The bridge, which Russian President Vladimir Putin ordered built and opened in 2018, was a crucial transportation route for ferrying troops and delivering military supplies to Russian soldiers fighting in Ukraine, particularly in the south.
Despite the war in Ukraine, Russia insisted the bridge was secure and threatened Kyiv with retaliation if it came under attack.
Local Russian official Oleg Kryuchkov was quoted by RIA-Novosti and the Tass news agency as saying that an object believed to be a fuel storage tank caught fire and that traffic has been halted on the bridge.
Social media posts included pictures that allegedly showed the span in flames and damaged. The reports’ and photographs’ veracity couldn’t be immediately confirmed.
The crossing is a pair of rail and road bridges that Russia constructed after it illegally took the Crimean Peninsula from Ukraine in 2014 and annexed it.
The blasts that shook the city of Kharkiv in eastern Ukraine early on Saturday morning sent towering plumes of smoke into the sky and set off a string of further explosions. The fire broke out hours later.

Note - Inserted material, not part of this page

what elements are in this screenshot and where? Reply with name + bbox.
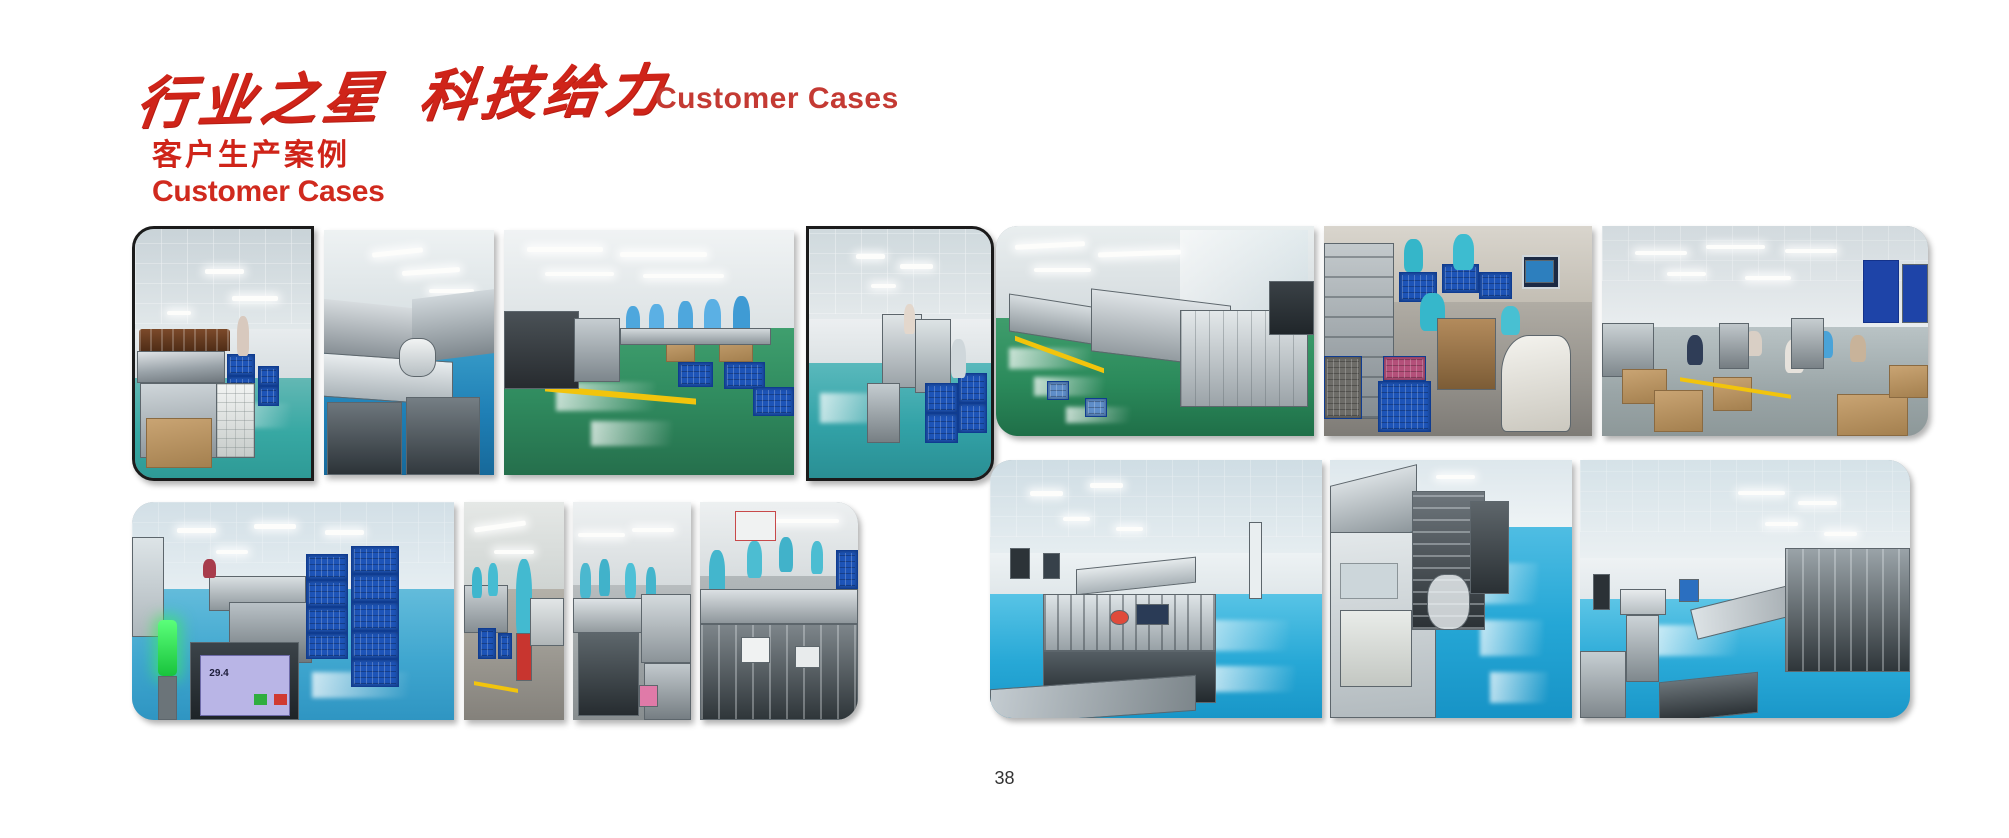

Ihor Terekhov, the mayor of Kharkiv, said on Telegram that missile strikes in the city’s core were the cause of the early morning blasts. He said that one of the city’s medical facilities and a non-residential building both caught fire as a result of the explosions. There were no reports of casualties right away.
The explosions occurred hours after Russia focused its ongoing invasion of Ukraine on regions it had forcibly annexed, and as the death toll from earlier missile strikes on residential complexes in the southern city of Zaporizhzhia reached 14.
The Norwegian Nobel Committee presented the Nobel Peace Prize on Friday to human rights groups in Russia, Ukraine, and a jailed activist from Belarus, a close ally of Moscow.
The award was given to “three outstanding champions of human rights, democracy, and peaceful coexistence,” according to the committee’s chair, Berit Reiss-Andersen. However, this was widely interpreted as a criticism of Russian President Vladimir Putin and his handling of the worst armed conflict in Europe since World War II.
This week, Putin made illegal claims to four Ukrainian territories, including the Zaporizhzhia region, which houses the biggest nuclear power plant in Europe, whose reactors were shut down last month.